A group of 62 men has been arrested at a popular gay cruising area in downtown Cairo in a roundup by the police.

Police have arrested 62 men in Egypt from a well-known gay cruising area, according to an email sent to the Al-Fatiha Foundation, a US-based organisation for gay and questioning Muslims, by Maher Sabry.

In an email sent on 16 September, Sabry, a well known and celebrated Egyptian human rights activist, reported that the men who were arrested on 28 August and were "all charged individually with the habitual practice of debauchery (an euphemism for homosexuality) and given individual case-numbers - as opposed to the group charges levelled at the 'Cairo 52,' which treated them as a single case."

According to the arrestees, the police had two paddy wagons parked at both ends of the Qasr el-Nil bridge, which spans the Nile downtown.

The police started at the shore and worked towards the middle of the bridge questioning, checking identification and picking up those whom they found suspicious.

By the time they converged in the center of the bridge, they gradually herded the 62 men towards their respective waiting paddy wagons on each shore.

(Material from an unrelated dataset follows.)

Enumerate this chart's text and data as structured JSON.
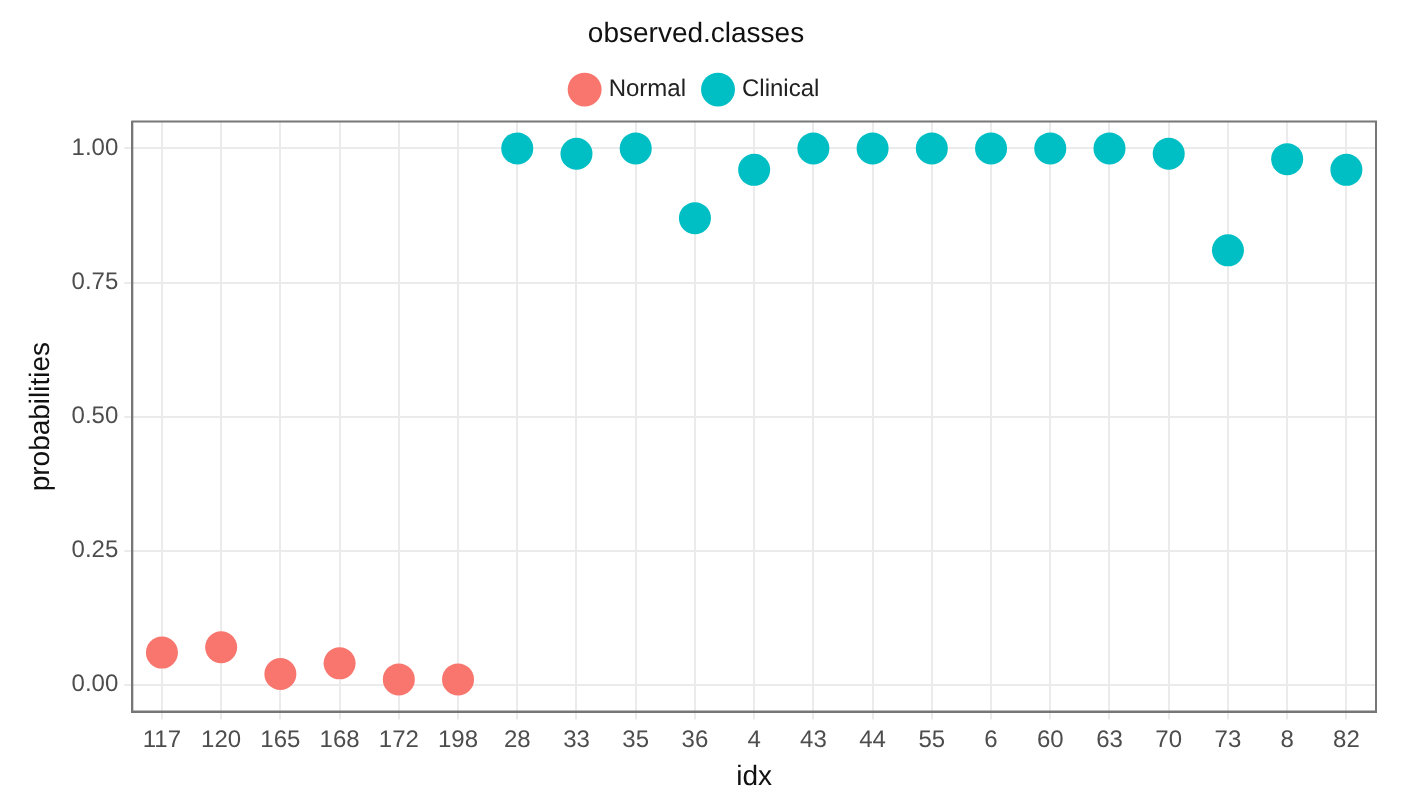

The arrestees also said that when they reached the wagons, the policemen shouted to the onlookers in Arabic, "Look at these khawalat! (a term for 'gay' and 'faggot'). The country's become full of khawalat!"

Sabry said that the men were then taken to Qasr el-Nile police station and were detained in jail for three days. All the 62 men were "forced to sign confessions and then they were sent off to the prosecutor's office, which released them on the guarantee of their addresses."

The arrests were shrouded in secrecy and had no press coverage that Sabry knows of, in contrast to the international press coverage given to the so-called 'Cairo 52' case two years ago.

The hearings are scheduled in November or December.

Scott Long, a senior Middle East expert and gay issues researcher at the Human Rights Watch, said that the case is just the tip of the iceberg as the latest crackdown adds up to 14 cases where people have faced sentences and another 150 cases in which a verdict is still awaited, according to PlanetOut.com report.

He added that the latest arrests were not a new phenomenon but part of an established police witch hunt of marginalised LGBT people.

"There have been instances when police would just stroll and pick up gays, as many as 150 people in one go. Because of the international condemnation that followed the 'Queenboat 52' arrests two years back, it's now in the government interest to hush-up such arrests," Long said.